Well, as I said, separating the components leads to API negotiation
between the teams  Because of the API negotiation, taking one thing and
making it two does cause more work, and it's visible work because the
two new teams get to do the API negotiation which didn't exist before.
The trick to getting the model to scale is the network effect.  The
scaling comes by splitting out into high numbers of teams (say N) the
added work comes in the links (the API contracts) between the N teams.
If the network is star shaped (everything touches everything else), then
you've achieved nothing other than a large increase in work because you
now have N(N-1) links to negotiate and they're global not local.

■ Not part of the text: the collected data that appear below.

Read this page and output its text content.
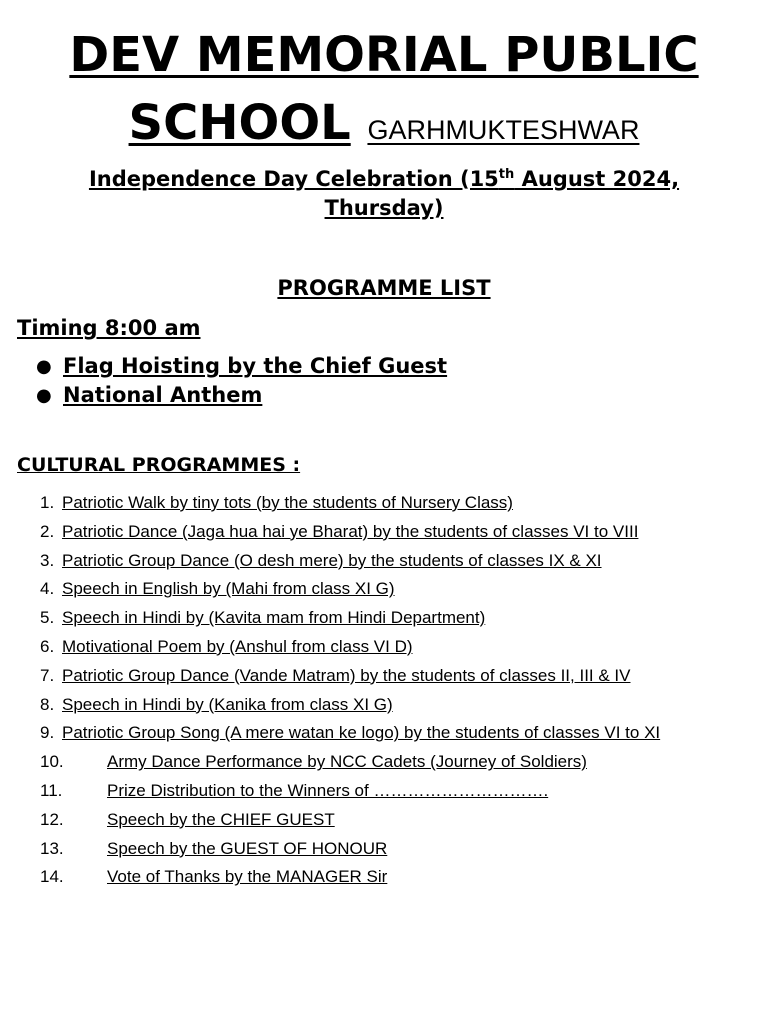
DEV MEMORIAL PUBLIC
SCHOOL GARHMUKTESHWAR

Independence Day Celebration (15th August 2024,
Thursday)

PROGRAMME LIST

Timing 8:00 am

● Flag Hoisting by the Chief Guest
● National Anthem

CULTURAL PROGRAMMES :

1. Patriotic Walk by tiny tots (by the students of Nursery Class)
2. Patriotic Dance (Jaga hua hai ye Bharat) by the students of classes VI to VIII
3. Patriotic Group Dance (O desh mere) by the students of classes IX & XI
4. Speech in English by (Mahi from class XI G)
5. Speech in Hindi by (Kavita mam from Hindi Department)
6. Motivational Poem by (Anshul from class VI D)
7. Patriotic Group Dance (Vande Matram) by the students of classes II, III & IV
8. Speech in Hindi by (Kanika from class XI G)
9. Patriotic Group Song (A mere watan ke logo) by the students of classes VI to XI
10.	Army Dance Performance by NCC Cadets (Journey of Soldiers)
11.	Prize Distribution to the Winners of ………………………….
12.	Speech by the CHIEF GUEST
13.	Speech by the GUEST OF HONOUR
14.	Vote of Thanks by the MANAGER Sir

However, if the connections are nicely local and hierarchical, you find
that the number of connections is much lower than N^2 (in fact o(N) is
the ideal scaling ratio because that means the network is largely local)
and you gain a lot of scaling.

The point is just separating may not give scale because you also need to
minimise the number of links by seeking locality.  In the nova case,
separating nova core from drivers core will give you a link, but the API
is fairly well known already.  Separating individual drivers from driver
core gives you one link per driver, but no link to the core, so if you
make the drivers core team up from the drivers teams, you should give
added velocity to driver development and review and it only needs to
negotiate with the nova core if the driver core API needs modifying.
The drivers can negotiate with the drivers core for their local needs.
The pain on the nova<->driver core link is what keeps that API sane
because changes have to be well considered.